Plant care
Herald's Trumpettemperature & humidity
Beaumontia grandiflora
More about herald's trumpet
Ideal temperature for herald's trumpet
Herald's Trumpet is comfortable in any room a person is comfortable in, roughly 10-32°C (50-90°F). The mistakes are micro-climates: a north-facing window on a frosty night, a south-facing windowsill in a summer heatwave, the standing draught between an opened kitchen door and the radiator behind it. Read the room around the plant, not the thermostat. Below roughly 10°C the damage starts — soft blackened patches, translucent leaves, sometimes overnight.
Cold tolerance & winter care
Herald's Trumpet is frost-tender (USDA 9b-12, RHS H2). It cannot survive a frost, so in most of the US and UK it lives indoors year-round or summers outside and comes back in well before the first autumn frost — once nights drop toward 10-12°C is the cue, not the first frost warning. Acclimate it over a week when moving between indoors and out so the leaves do not shock.
Humidity for herald's trumpet
Herald's Trumpet sits happiest at around 50-75% relative humidity. Tolerates the moderate humidity of its subtropical mountain origin. Indoor specimens appreciate 50-65% RH; below 40% causes leaf tip browning. Outdoors in warm climates, natural humidity is usually sufficient. In dry conservatories, pebble trays or humidifiers near the plant help maintain adequate moisture around the foliage. The usual low-humidity tell is crisp brown leaf tips and edges while the soil moisture is fine — a sign the air, not the watering, is the problem. If you need to raise it, the reliable methods are grouping plants together, standing the pot on a tray of damp pebbles (the pot above the waterline, never in it), or running a small humidifier in winter when indoor heating dries the air most. Misting is the least effective — it raises humidity for minutes, not hours.
Herald's Trumpet temperature & humidity — frequently asked questions
What temperature is best for herald's trumpet?
Herald's Trumpet grows best between 10-32°C (50-90°F). Keep it out of cold draughts, off freezing windowsills in winter, and away from the hot dry air directly above radiators — the extremes matter far more than the average room temperature.
How cold can herald's trumpet tolerate?
Herald's Trumpet starts to suffer below roughly 10°C. It is frost-tender and will be damaged or killed by a frost, so bring it indoors once nights fall toward 10-12°C.
What humidity does herald's trumpet need?

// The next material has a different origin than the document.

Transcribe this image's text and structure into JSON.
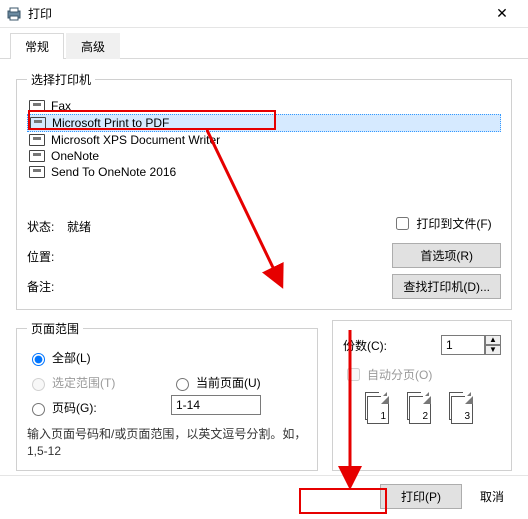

Herald's Trumpet prefers about 50-75% relative humidity. Tolerates the moderate humidity of its subtropical mountain origin. Indoor specimens appreciate 50-65% RH; below 40% causes leaf tip browning. Outdoors in warm climates, natural humidity is usually sufficient. In dry conservatories, pebble trays or humidifiers near the plant help maintain adequate moisture around the foliage.
How do I raise humidity for herald's trumpet?
Group it with other plants, stand the pot on a tray of damp pebbles (kept above the waterline), or run a small humidifier in winter. Misting only helps for a few minutes, so it is the weakest option for a plant that genuinely needs more humidity.
Can herald's trumpet live outside?
Herald's Trumpet is rated for USDA zone 9b-12 and RHS hardiness H2. Outside that range it must come indoors before the first frost — treat any outdoor stint as a summer holiday, not a permanent home.
More herald's trumpet care
In the UK? Keeping herald's trumpet warm in a UK home covers the radiator, single-glazing and heating-season humidity angle. Temperature and humidity are one piece. See the full herald's trumpet care guide, its cold-hardiness guide, and watering schedule — humidity and watering problems are easy to confuse.